Colorado Operating Agreement
This Colorado Operating Agreement (hereinafter "Agreement") is designed to outline the operating procedures and policies of ________ LLC (hereinafter "Company") pursuant to the Colorado Limited Liability Company Act (CRS §7-80-101 et seq.). It is intended to guide the Company's operations and decision-making processes.
Entered into effect on ______________ (date), by and between the member(s) listed below:
- Name: ___________________________, Title: _______________, Address: ___________________________________
- Name: ___________________________, Title: _______________, Address: ___________________________________
- Additional Member(s) as attached in Schedule A.

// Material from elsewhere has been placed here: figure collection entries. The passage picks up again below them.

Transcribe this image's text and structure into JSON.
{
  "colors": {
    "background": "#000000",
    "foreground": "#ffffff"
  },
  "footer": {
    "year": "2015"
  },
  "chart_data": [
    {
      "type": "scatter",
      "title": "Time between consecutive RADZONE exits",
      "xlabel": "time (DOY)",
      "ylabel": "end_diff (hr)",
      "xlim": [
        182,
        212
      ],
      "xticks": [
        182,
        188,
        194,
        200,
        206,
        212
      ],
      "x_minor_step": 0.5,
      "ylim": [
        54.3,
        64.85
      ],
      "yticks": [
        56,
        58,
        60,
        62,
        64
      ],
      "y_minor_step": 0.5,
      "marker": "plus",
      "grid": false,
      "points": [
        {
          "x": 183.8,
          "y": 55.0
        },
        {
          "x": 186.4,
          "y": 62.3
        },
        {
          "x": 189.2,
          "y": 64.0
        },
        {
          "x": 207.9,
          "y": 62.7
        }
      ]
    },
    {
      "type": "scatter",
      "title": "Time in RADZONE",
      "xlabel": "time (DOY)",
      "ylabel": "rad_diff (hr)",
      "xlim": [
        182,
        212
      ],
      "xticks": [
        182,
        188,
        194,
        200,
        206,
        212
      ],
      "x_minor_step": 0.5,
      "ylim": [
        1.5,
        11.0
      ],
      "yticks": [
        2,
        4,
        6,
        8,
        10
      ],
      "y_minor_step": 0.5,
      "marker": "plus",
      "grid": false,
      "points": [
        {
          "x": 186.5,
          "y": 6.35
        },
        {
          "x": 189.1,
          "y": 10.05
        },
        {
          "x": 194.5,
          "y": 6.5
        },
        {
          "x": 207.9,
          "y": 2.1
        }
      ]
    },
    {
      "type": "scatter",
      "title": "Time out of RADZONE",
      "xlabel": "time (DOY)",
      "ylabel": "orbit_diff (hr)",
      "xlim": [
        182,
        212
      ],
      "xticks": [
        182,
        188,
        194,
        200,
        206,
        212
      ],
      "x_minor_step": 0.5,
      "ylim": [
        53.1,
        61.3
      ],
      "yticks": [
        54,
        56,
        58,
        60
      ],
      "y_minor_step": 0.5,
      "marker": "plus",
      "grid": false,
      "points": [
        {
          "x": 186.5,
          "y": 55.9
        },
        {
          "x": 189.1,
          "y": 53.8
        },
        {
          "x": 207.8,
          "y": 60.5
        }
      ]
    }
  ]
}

This document serves to establish the rights, powers, duties, liabilities, and obligations of each member of the Company as well as those towards the Company itself.
Article 1: Organization
The Company was formed according to the laws of the State of Colorado and conducts its business under the name of ________ LLC. The Company's principal place of business is located at: ________________________________________, and may be changed by consensus of the Members.
Article 2: Purpose
The purpose of the Company is to engage in any lawful act or activity for which a Limited Liability Company may be organized under the Colorado Limited Liability Company Act.
Article 3: Membership
The Company consists of the Members listed at the beginning of this Agreement. Each Member has made a contribution to the Company as described in the attached Schedule B, which outlines the initial contributions and outlines the procedure for making additional contributions.
Article 4: Management
Management of the Company is vested in the Members. Decisions shall be made by consensus or vote, with each Member having a single vote unless otherwise stated in this Agreement.

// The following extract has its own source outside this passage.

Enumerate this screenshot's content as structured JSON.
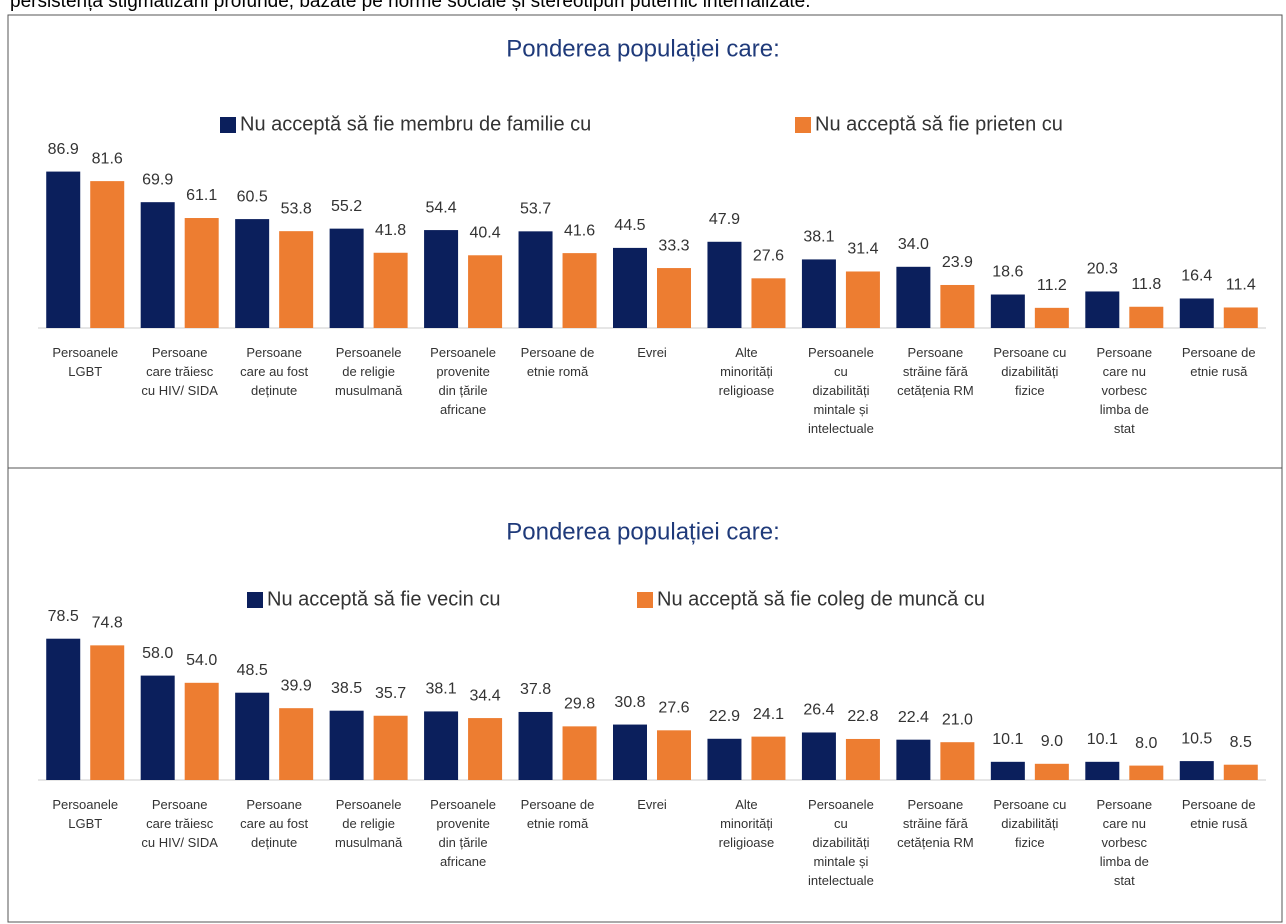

Article 5: Allocation of Profits and Losses
All profits and losses of the Company shall be allocated to the Members in proportion to their ownership interest in the Company, as detailed in Schedule C attached hereto.
Article 6: Meetings
Meetings of the Members shall be held at least annually or as needed, at a time and place decided by the Members. Special meetings can be called by any Member, provided notice is given according to the procedures outlined in this Agreement.
Article 7: Amendments
This Agreement may be amended only with the approval of at least a majority of the Members' interest in the Company. Written notice of proposed amendments must be provided to all Members at least __ days prior to voting.
Article 8: Dissolution
The Company may be dissolved upon the decision of the Members as per the guidelines set out in the Colorado Limited Liability Company Act. Upon dissolution, the Company's assets shall be distributed to the Members in proportion to their respective ownership interests after satisfying all debts and obligations.
Signatures
This Agreement, entered into at __________________________ (place), on the date first above written, by all the Members signifies their acceptance of the terms stated herein.
Member Name: ___________________________ Signature: ___________________________ Date: ____________
Member Name: ___________________________ Signature: ___________________________ Date: ____________
Attach additional signature lines as necessary.